The trouble with both the UK and the USA is that we have hoary old ‘democratic’ systems that were developed when populations were smaller and less people had representation. There are a lot of wrinkles to be ironed out in the system, before we even bother with making it ‘easier’. One comment on the MIT article effectively states that the person concerned wouldn’t spend the price of a stamp on voting, wouldn’t go to a polling station, but might consider email – does anyone like that deserve a vote or isn’t it seen to be making enough of a difference?
October 31, 2012
In an editorial entitled “Why we can’t solve big problems” in the MIT Technology Review Jason Pontin does more than consider ‘big problems’, his piece leads to broader thinking as to what are ‘big problems’, and what problems science can actually deal with. With a background of the billions of dollars and the hundreds of thousands of people employed in the US space programme as an example of an earlier ‘big problem’, and transfers into the contrasting role of the relatively trivial developments funded by venture capitalism in today’s world. The conclusion is that there isn’t the political will, supported by the wider public,to solve these ‘big problems’ or even to attack some of the smaller ones that make them up. As Pontin accepts many of the problems are resolvable in technological terms but the harder problems are the social and political background ones that will allow us to direct resources at their solution.

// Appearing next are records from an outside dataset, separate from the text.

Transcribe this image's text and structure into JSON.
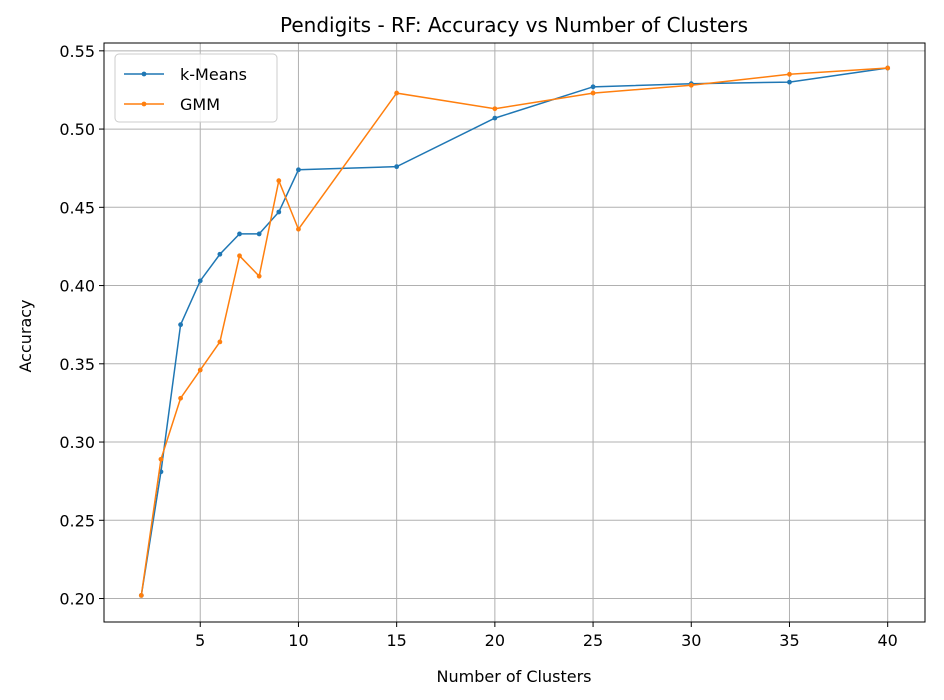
{
  "chart_data": {
    "type": "line",
    "title": "Pendigits - RF: Accuracy vs Number of Clusters",
    "xlabel": "Number of Clusters",
    "ylabel": "Accuracy",
    "xlim": [
      0.1,
      41.9
    ],
    "ylim": [
      0.185,
      0.555
    ],
    "xticks": [
      5,
      10,
      15,
      20,
      25,
      30,
      35,
      40
    ],
    "xtick_labels": [
      "5",
      "10",
      "15",
      "20",
      "25",
      "30",
      "35",
      "40"
    ],
    "yticks": [
      0.2,
      0.25,
      0.3,
      0.35,
      0.4,
      0.45,
      0.5,
      0.55
    ],
    "ytick_labels": [
      "0.20",
      "0.25",
      "0.30",
      "0.35",
      "0.40",
      "0.45",
      "0.50",
      "0.55"
    ],
    "grid": true,
    "legend_position": "top-left",
    "series": [
      {
        "name": "k-Means",
        "color": "#1f77b4",
        "x": [
          2,
          3,
          4,
          5,
          6,
          7,
          8,
          9,
          10,
          15,
          20,
          25,
          30,
          35,
          40
        ],
        "y": [
          0.202,
          0.281,
          0.375,
          0.403,
          0.42,
          0.433,
          0.433,
          0.447,
          0.474,
          0.476,
          0.507,
          0.527,
          0.529,
          0.53,
          0.539
        ]
      },
      {
        "name": "GMM",
        "color": "#ff7f0e",
        "x": [
          2,
          3,
          4,
          5,
          6,
          7,
          8,
          9,
          10,
          15,
          20,
          25,
          30,
          35,
          40
        ],
        "y": [
          0.202,
          0.289,
          0.328,
          0.346,
          0.364,
          0.419,
          0.406,
          0.467,
          0.436,
          0.523,
          0.513,
          0.523,
          0.528,
          0.535,
          0.539
        ]
      }
    ]
  }
}
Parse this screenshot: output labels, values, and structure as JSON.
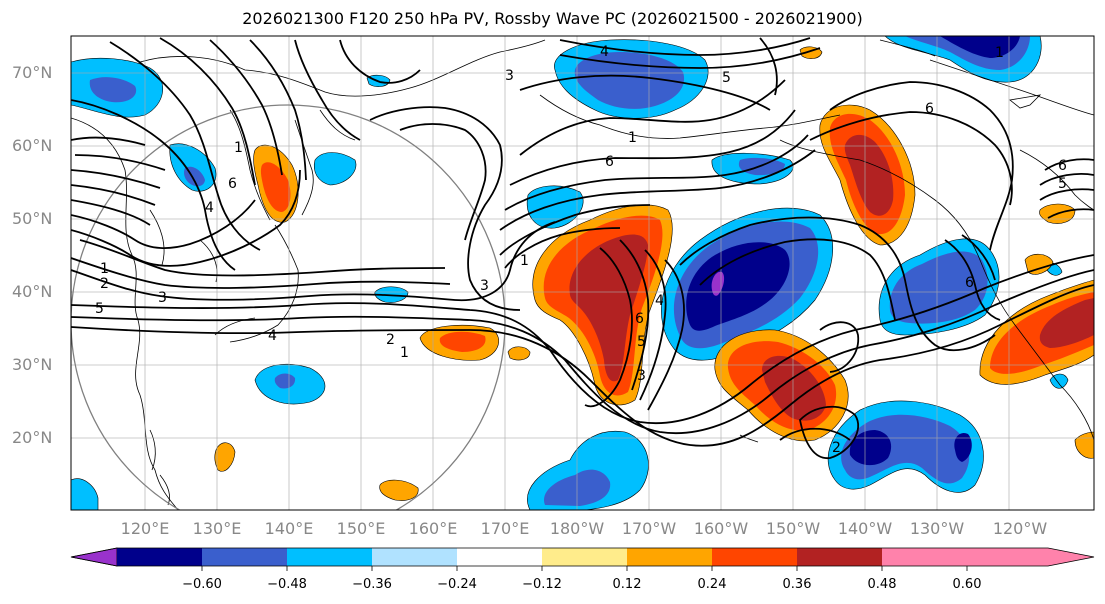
{
  "title": "2026021300 F120 250 hPa PV, Rossby Wave PC (2026021500 - 2026021900)",
  "lat_labels": [
    "70°N",
    "60°N",
    "50°N",
    "40°N",
    "30°N",
    "20°N"
  ],
  "lon_labels": [
    "120°E",
    "130°E",
    "140°E",
    "150°E",
    "160°E",
    "170°E",
    "180°W",
    "170°W",
    "160°W",
    "150°W",
    "140°W",
    "130°W",
    "120°W"
  ],
  "colorbar": {
    "ticks": [
      "−0.60",
      "−0.48",
      "−0.36",
      "−0.24",
      "−0.12",
      "0.12",
      "0.24",
      "0.36",
      "0.48",
      "0.60"
    ],
    "colors": [
      "#9932cc",
      "#00008b",
      "#3a5fcd",
      "#00bfff",
      "#b0e2ff",
      "#ffffff",
      "#ffec8b",
      "#ffa500",
      "#ff4500",
      "#b22222",
      "#ff82ab"
    ]
  },
  "contour_labels": [
    "1",
    "2",
    "3",
    "4",
    "5",
    "6"
  ]
}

Whilst I accept much of what Pontin says I do not believe problem resolution is anywhere near that straightforward. Even small problems that appear resolvable through the technological lens suddenly create other issues when attacked. Curing diseases brings more mouths to feed, which brings famine, sorting out famine increases the population and land and water requirements, and no amount of technology can control the elemental forces of the weather, earthquakes and unknown disasters to come. Yes, politicians and policy are an answer to some ‘big problems’ but we cannot entirely control planetary destiny.